To the surprise of many of our colleagues, we did not find evidence of political bias.
Liberal-leaning findings were just as likely to replicate as moderate or conservative-leaning findings. They were also just as strong when we looked at more objective measures of research quality, like the sample size and effect size observed in the original research.
In addition, while some research suggests a bias in how scientists cite papers, our large scale and systematic analysis found that liberal-leaning findings were as likely to be cited in the scientific literature as well as discussed online or in the media as conservative-leaning findings (providing evidence against claims of liberal bias in the media).
In other words, we found no serious evidence of a liberal (or conservative) bias with respect to replicability, quality or impact of the research.
Of course, this doesn’t mean that science is completely bias-free—few human endeavors are, and it might depend on how one defines “bias”. But our study suggest that political bias may not plague psychological science to the extent that it dominates many other domains of society.
In a world full of partisan bias, why didn’t we see the same pattern in psychology research? We think there are a few important aspects of science that might provide valuable lessons for other organizations that are trying to root out bias. First, many scientists are more focused on seeking out new discoveries, or testing theories at work, than on advancing an explicit political agenda. That’s often why they got into science in the first place.
It’s also possible that scientists are motivated more by the opportunity to publish their work and earn tenure, promotion and reputational benefits. The old saying “publish or perish” likely motivates scientists more in their day-to-day work than the partisan debates that dominate the headlines.

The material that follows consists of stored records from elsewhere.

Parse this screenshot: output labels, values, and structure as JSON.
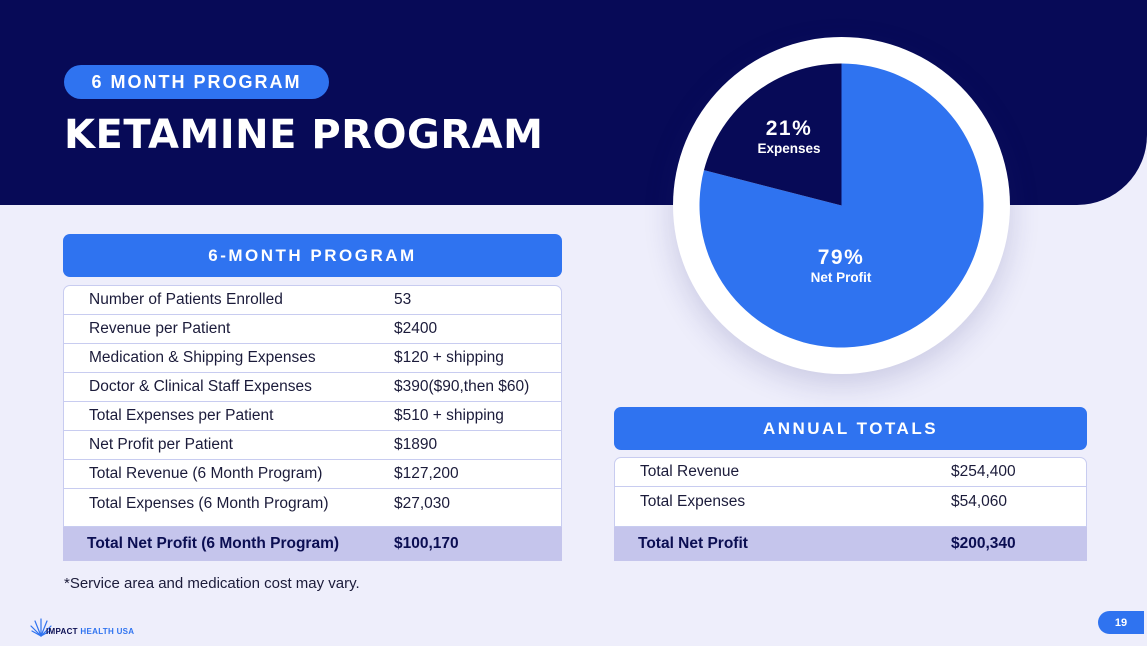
{
  "header": {
    "pill": "6 MONTH PROGRAM",
    "title": "KETAMINE PROGRAM"
  },
  "left_table": {
    "heading": "6-MONTH PROGRAM",
    "rows": [
      {
        "label": "Number of Patients Enrolled",
        "value": "53"
      },
      {
        "label": "Revenue per Patient",
        "value": "$2400"
      },
      {
        "label": "Medication & Shipping Expenses",
        "value": "$120 + shipping"
      },
      {
        "label": "Doctor & Clinical Staff Expenses",
        "value": "$390($90,then $60)"
      },
      {
        "label": "Total Expenses per Patient",
        "value": "$510 + shipping"
      },
      {
        "label": "Net Profit per Patient",
        "value": "$1890"
      },
      {
        "label": "Total Revenue (6 Month Program)",
        "value": "$127,200"
      },
      {
        "label": "Total Expenses (6 Month Program)",
        "value": "$27,030"
      }
    ],
    "total": {
      "label": "Total Net Profit (6 Month Program)",
      "value": "$100,170"
    }
  },
  "right_table": {
    "heading": "ANNUAL TOTALS",
    "rows": [
      {
        "label": "Total Revenue",
        "value": "$254,400"
      },
      {
        "label": "Total Expenses",
        "value": "$54,060"
      }
    ],
    "total": {
      "label": "Total Net Profit",
      "value": "$200,340"
    }
  },
  "chart_data": {
    "type": "pie",
    "slices": [
      {
        "label": "Net Profit",
        "percent_label": "79%",
        "value": 79,
        "color": "#2f73f0"
      },
      {
        "label": "Expenses",
        "percent_label": "21%",
        "value": 21,
        "color": "#070a57"
      }
    ]
  },
  "footnote": "*Service area and medication cost may vary.",
  "logo": {
    "part1": "IMPACT",
    "part2": "HEALTH USA"
  },
  "page_number": "19",
  "colors": {
    "navy": "#070a57",
    "accent": "#2f73f0",
    "page_bg": "#eeeefb",
    "total_row": "#c5c5ec"
  }
}
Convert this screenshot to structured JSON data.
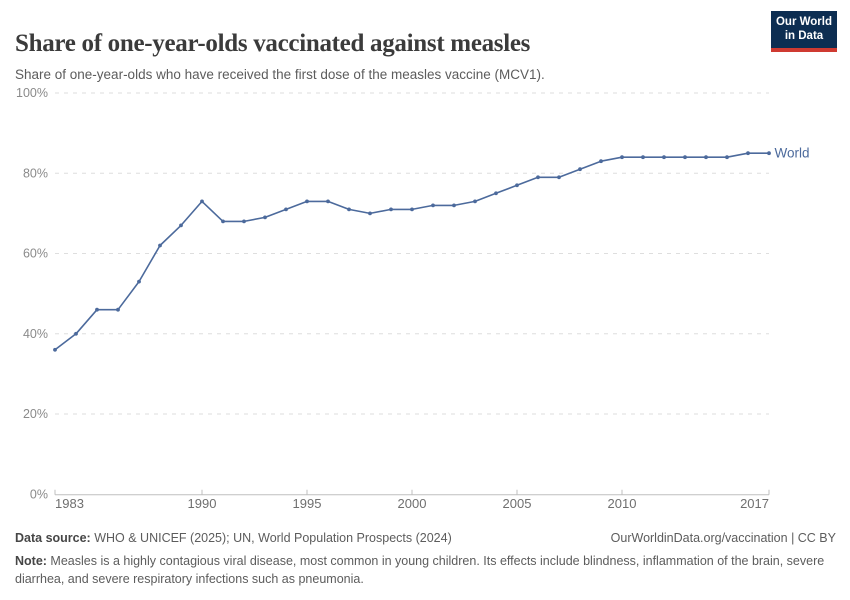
{
  "header": {
    "title": "Share of one-year-olds vaccinated against measles",
    "subtitle": "Share of one-year-olds who have received the first dose of the measles vaccine (MCV1).",
    "logo": {
      "line1": "Our World",
      "line2": "in Data"
    }
  },
  "chart_data": {
    "type": "line",
    "title": "Share of one-year-olds vaccinated against measles",
    "xlabel": "",
    "ylabel": "",
    "xlim": [
      1983,
      2017
    ],
    "ylim": [
      0,
      100
    ],
    "x_ticks": [
      1983,
      1990,
      1995,
      2000,
      2005,
      2010,
      2017
    ],
    "y_ticks": [
      0,
      20,
      40,
      60,
      80,
      100
    ],
    "y_tick_suffix": "%",
    "grid": "horizontal-dashed",
    "legend_position": "end-of-line-label",
    "series": [
      {
        "name": "World",
        "color": "#4c6a9c",
        "x": [
          1983,
          1984,
          1985,
          1986,
          1987,
          1988,
          1989,
          1990,
          1991,
          1992,
          1993,
          1994,
          1995,
          1996,
          1997,
          1998,
          1999,
          2000,
          2001,
          2002,
          2003,
          2004,
          2005,
          2006,
          2007,
          2008,
          2009,
          2010,
          2011,
          2012,
          2013,
          2014,
          2015,
          2016,
          2017
        ],
        "values": [
          36,
          40,
          46,
          46,
          53,
          62,
          67,
          73,
          68,
          68,
          69,
          71,
          73,
          73,
          71,
          70,
          71,
          71,
          72,
          72,
          73,
          75,
          77,
          79,
          79,
          81,
          83,
          84,
          84,
          84,
          84,
          84,
          84,
          85,
          85
        ]
      }
    ]
  },
  "footer": {
    "source_label": "Data source:",
    "source_text": " WHO & UNICEF (2025); UN, World Population Prospects (2024)",
    "license_text": "OurWorldinData.org/vaccination | CC BY",
    "note_label": "Note:",
    "note_text": " Measles is a highly contagious viral disease, most common in young children. Its effects include blindness, inflammation of the brain, severe diarrhea, and severe respiratory infections such as pneumonia."
  },
  "colors": {
    "line": "#4c6a9c",
    "grid": "#dedede",
    "axis": "#bfbfbf",
    "logo_bg": "#0d2e52",
    "logo_red": "#cf3a31",
    "title_text": "#3b3b3b",
    "muted_text": "#5c5c5c"
  }
}
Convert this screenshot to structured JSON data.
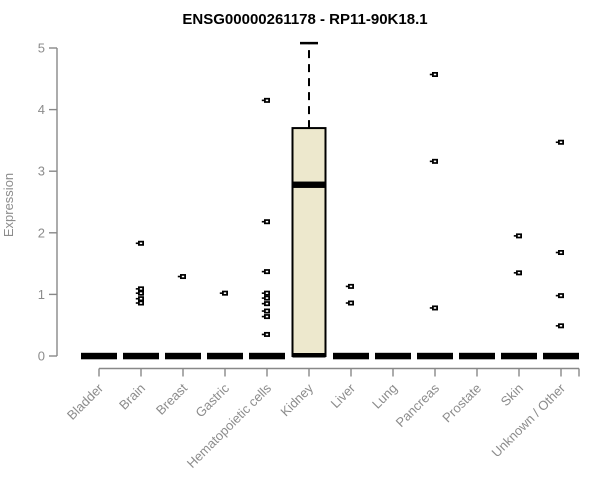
{
  "title": "ENSG00000261178 - RP11-90K18.1",
  "chart_data": {
    "type": "boxplot",
    "title": "ENSG00000261178 - RP11-90K18.1",
    "xlabel": "",
    "ylabel": "Expression",
    "ylim": [
      0,
      5.2
    ],
    "yticks": [
      0,
      1,
      2,
      3,
      4,
      5
    ],
    "grid": false,
    "legend": false,
    "categories": [
      "Bladder",
      "Brain",
      "Breast",
      "Gastric",
      "Hematopoietic cells",
      "Kidney",
      "Liver",
      "Lung",
      "Pancreas",
      "Prostate",
      "Skin",
      "Unknown / Other"
    ],
    "boxes": [
      {
        "category": "Bladder",
        "median": 0,
        "q1": 0,
        "q3": 0,
        "whisker_low": 0,
        "whisker_high": 0,
        "outliers": []
      },
      {
        "category": "Brain",
        "median": 0,
        "q1": 0,
        "q3": 0,
        "whisker_low": 0,
        "whisker_high": 0,
        "outliers": [
          1.83,
          1.09,
          1.02,
          0.93,
          0.86
        ]
      },
      {
        "category": "Breast",
        "median": 0,
        "q1": 0,
        "q3": 0,
        "whisker_low": 0,
        "whisker_high": 0,
        "outliers": [
          1.29
        ]
      },
      {
        "category": "Gastric",
        "median": 0,
        "q1": 0,
        "q3": 0,
        "whisker_low": 0,
        "whisker_high": 0,
        "outliers": [
          1.02
        ]
      },
      {
        "category": "Hematopoietic cells",
        "median": 0,
        "q1": 0,
        "q3": 0,
        "whisker_low": 0,
        "whisker_high": 0,
        "outliers": [
          4.15,
          2.18,
          1.37,
          1.02,
          0.94,
          0.85,
          0.73,
          0.64,
          0.35
        ]
      },
      {
        "category": "Kidney",
        "median": 2.78,
        "q1": 0,
        "q3": 3.7,
        "whisker_low": 0,
        "whisker_high": 5.08,
        "outliers": []
      },
      {
        "category": "Liver",
        "median": 0,
        "q1": 0,
        "q3": 0,
        "whisker_low": 0,
        "whisker_high": 0,
        "outliers": [
          1.13,
          0.86
        ]
      },
      {
        "category": "Lung",
        "median": 0,
        "q1": 0,
        "q3": 0,
        "whisker_low": 0,
        "whisker_high": 0,
        "outliers": []
      },
      {
        "category": "Pancreas",
        "median": 0,
        "q1": 0,
        "q3": 0,
        "whisker_low": 0,
        "whisker_high": 0,
        "outliers": [
          4.57,
          3.16,
          0.78
        ]
      },
      {
        "category": "Prostate",
        "median": 0,
        "q1": 0,
        "q3": 0,
        "whisker_low": 0,
        "whisker_high": 0,
        "outliers": []
      },
      {
        "category": "Skin",
        "median": 0,
        "q1": 0,
        "q3": 0,
        "whisker_low": 0,
        "whisker_high": 0,
        "outliers": [
          1.95,
          1.35
        ]
      },
      {
        "category": "Unknown / Other",
        "median": 0,
        "q1": 0,
        "q3": 0,
        "whisker_low": 0,
        "whisker_high": 0,
        "outliers": [
          3.47,
          1.68,
          0.98,
          0.49
        ]
      }
    ],
    "colors": {
      "box_fill": "#EDE8CD",
      "box_stroke": "#000000",
      "median": "#000000",
      "marker": "#000000",
      "axis_line": "#888888",
      "tick_label": "#8c8c8c",
      "title": "#000000"
    }
  }
}
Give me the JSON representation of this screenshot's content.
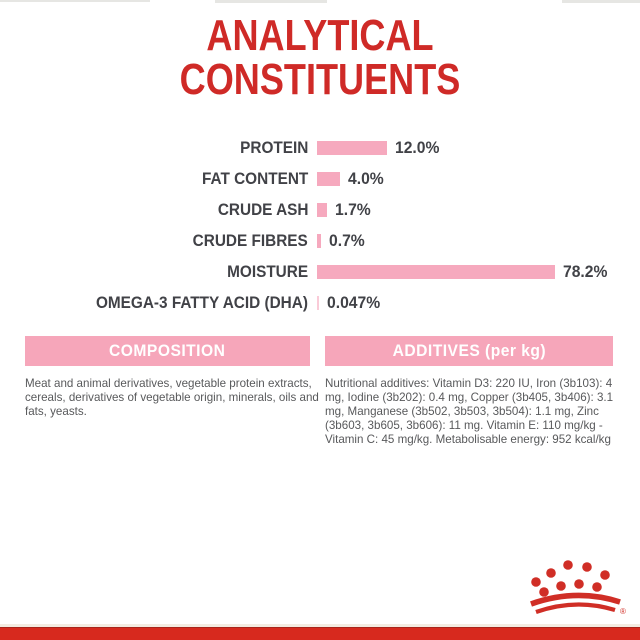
{
  "page": {
    "title_line1": "ANALYTICAL",
    "title_line2": "CONSTITUENTS"
  },
  "chart_data": {
    "type": "bar",
    "orientation": "horizontal",
    "title": "ANALYTICAL CONSTITUENTS",
    "categories": [
      "PROTEIN",
      "FAT CONTENT",
      "CRUDE ASH",
      "CRUDE FIBRES",
      "MOISTURE",
      "OMEGA-3 FATTY ACID (DHA)"
    ],
    "values": [
      12.0,
      4.0,
      1.7,
      0.7,
      78.2,
      0.047
    ],
    "value_labels": [
      "12.0%",
      "4.0%",
      "1.7%",
      "0.7%",
      "78.2%",
      "0.047%"
    ],
    "unit": "%",
    "xlabel": "",
    "ylabel": "",
    "grid": false,
    "legend": false,
    "xlim": [
      0,
      80
    ]
  },
  "sections": {
    "composition": {
      "header": "COMPOSITION",
      "body": "Meat and animal derivatives, vegetable protein extracts, cereals, derivatives of vegetable origin, minerals, oils and fats, yeasts."
    },
    "additives": {
      "header": "ADDITIVES (per kg)",
      "body": "Nutritional additives: Vitamin D3: 220 IU, Iron (3b103): 4 mg, Iodine (3b202): 0.4 mg, Copper (3b405, 3b406): 3.1 mg, Manganese (3b502, 3b503, 3b504): 1.1 mg, Zinc (3b603, 3b605, 3b606): 11 mg. Vitamin E: 110 mg/kg - Vitamin C: 45 mg/kg. Metabolisable energy: 952 kcal/kg"
    }
  },
  "branding": {
    "logo": "royal-canin-crown",
    "registered_mark": "®"
  },
  "colors": {
    "brand_red": "#cf2a27",
    "bar_pink": "#f6a9be",
    "header_pink": "#f6a6ba",
    "label_dark": "#414247",
    "body_gray": "#58595b",
    "bottom_bar_red": "#d7291e",
    "crown_red": "#d02e26"
  }
}
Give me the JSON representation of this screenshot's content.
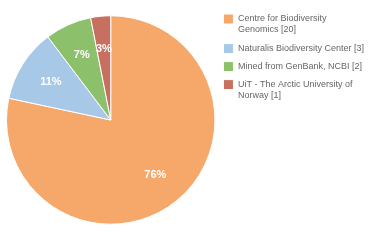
{
  "chart_data": {
    "type": "pie",
    "categories": [
      "Centre for Biodiversity\nGenomics [20]",
      "Naturalis Biodiversity Center [3]",
      "Mined from GenBank, NCBI [2]",
      "UiT - The Arctic University of\nNorway [1]"
    ],
    "values": [
      76,
      11,
      7,
      3
    ],
    "value_labels": [
      "76%",
      "11%",
      "7%",
      "3%"
    ],
    "colors": [
      "#F5A86A",
      "#A8C8E8",
      "#8DC06A",
      "#C87060"
    ],
    "data_labels": true,
    "legend": "right"
  }
}
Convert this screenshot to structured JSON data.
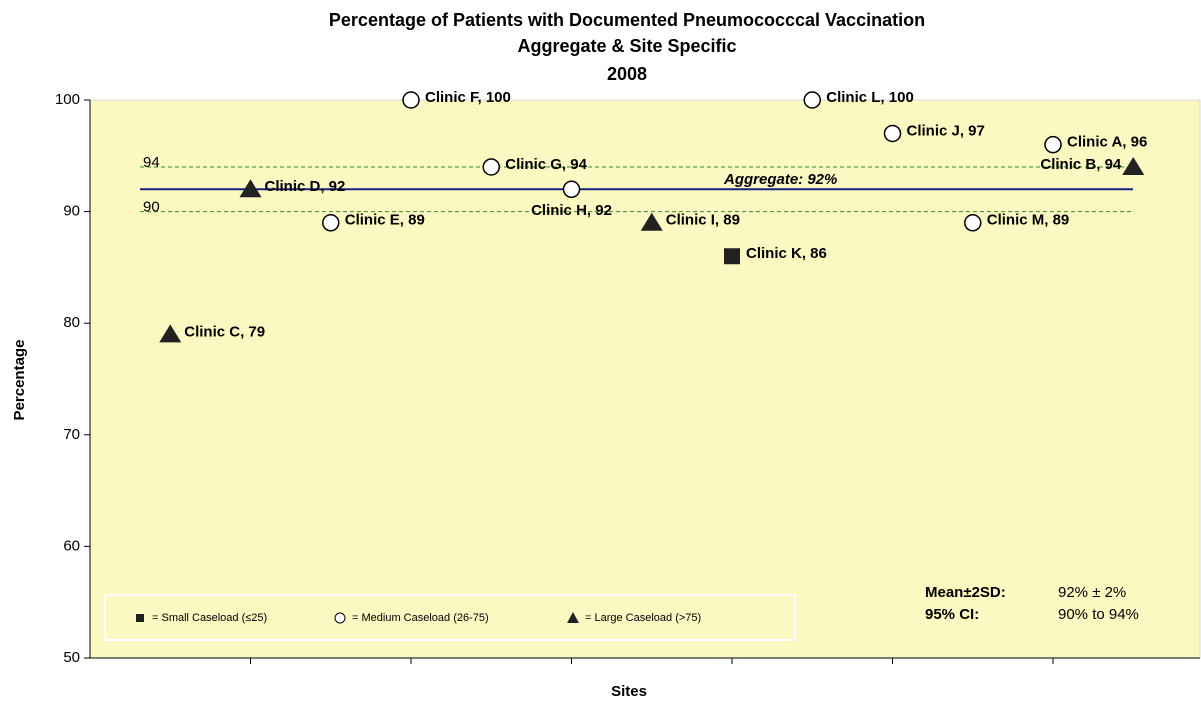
{
  "chart_data": {
    "type": "scatter",
    "title": "Percentage of Patients with Documented Pneumococccal Vaccination",
    "subtitle": "Aggregate & Site Specific",
    "subtitle2": "2008",
    "ylabel": "Percentage",
    "xlabel": "Sites",
    "ylim": [
      50,
      100
    ],
    "yticks": [
      50,
      60,
      70,
      80,
      90,
      100
    ],
    "series": [
      {
        "name": "= Small Caseload (≤25)",
        "marker": "square",
        "color": "#222222",
        "values": [
          null,
          null,
          null,
          null,
          null,
          null,
          null,
          86,
          null,
          null,
          null,
          null,
          null
        ],
        "value_labels": [
          null,
          null,
          null,
          null,
          null,
          null,
          null,
          "Clinic K, 86",
          null,
          null,
          null,
          null,
          null
        ]
      },
      {
        "name": "= Medium Caseload  (26-75)",
        "marker": "circle",
        "color": "#ffffff",
        "values": [
          null,
          null,
          89,
          100,
          94,
          92,
          null,
          null,
          100,
          97,
          89,
          96,
          null
        ],
        "value_labels": [
          null,
          null,
          "Clinic E, 89",
          "Clinic F, 100",
          "Clinic G, 94",
          "Clinic H, 92",
          null,
          null,
          "Clinic L, 100",
          "Clinic J, 97",
          "Clinic M, 89",
          "Clinic A, 96",
          null
        ]
      },
      {
        "name": "= Large Caseload (>75)",
        "marker": "triangle",
        "color": "#222222",
        "values": [
          79,
          92,
          null,
          null,
          null,
          null,
          89,
          null,
          null,
          null,
          null,
          null,
          94
        ],
        "value_labels": [
          "Clinic C, 79",
          "Clinic D, 92",
          null,
          null,
          null,
          null,
          "Clinic I, 89",
          null,
          null,
          null,
          null,
          null,
          "Clinic B, 94"
        ]
      }
    ],
    "reference_lines": [
      {
        "value": 92,
        "label": "Aggregate: 92%",
        "color": "#1a237e",
        "style": "solid"
      },
      {
        "value": 94,
        "label": "94",
        "color": "#2e8b2e",
        "style": "dashed"
      },
      {
        "value": 90,
        "label": "90",
        "color": "#2e8b2e",
        "style": "dashed"
      }
    ],
    "stats": [
      {
        "label": "Mean±2SD:",
        "text": "92% ± 2%"
      },
      {
        "label": "95% CI:",
        "text": "90% to 94%"
      }
    ]
  }
}
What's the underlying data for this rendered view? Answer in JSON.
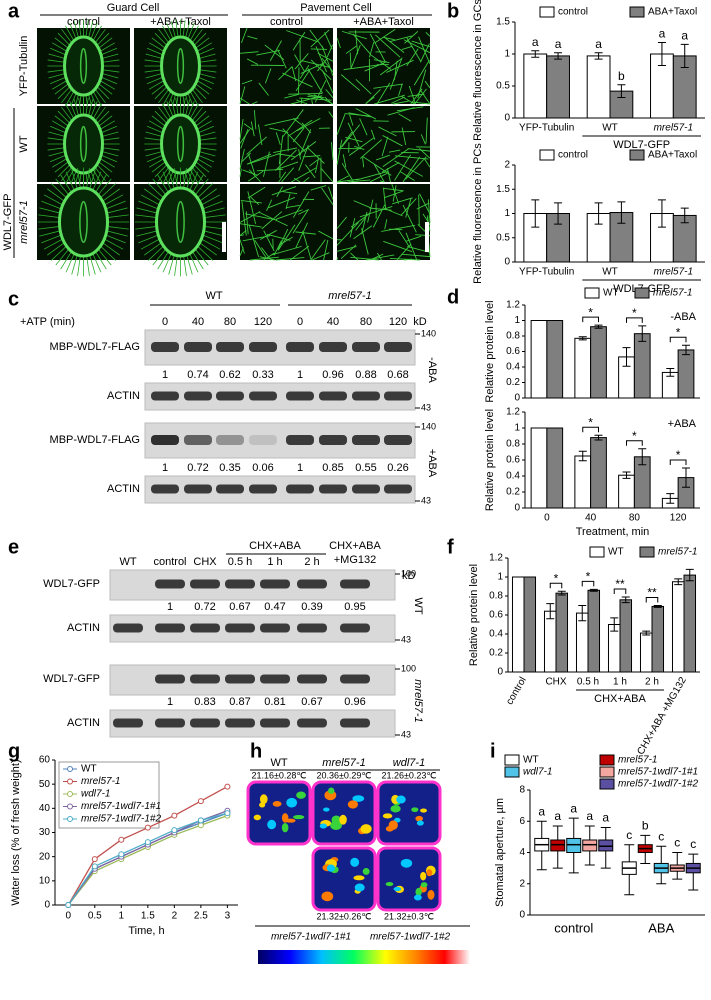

But more importantly, the peer-review process that pervades science is almost perfectly engineered to root out groupthink. Groupthink tends to occur when people are sitting in a room under pressure to go along with a powerful or charismatic leader. But publication requires an impartial editor to send the paper to several different experts who anonymously review the paper and who are free to submit their own opinions without any pressure from the authors or the editor. In fact, they often don’t even know who the authors are—a process known as double-blind review. Moreover, these independent reviewers often highlight different strengths and weaknesses of a paper, suggesting a diversity of views among reviewers.
Peer review is often mocked by scientists because the reviewers see different strengths and weakness. One reviewer might love the paper, another sees a fatal flaw, and yet a third wants you to run another study. This lack of coherence is often seen as a bug in the process. But in terms of rooting out groupthink it’s a key feature.
These are the exact kinds of practices that many organizations or companies could implement to help ensure that partisan groupthink doesn’t penetrate collective decision making. Psychological science—and perhaps research organizations in other fields—should focus far more on good research practices and reward structures than on the politics of researchers. That might be the best strategy for rooting out bias, ensuring the strength of our scientific research.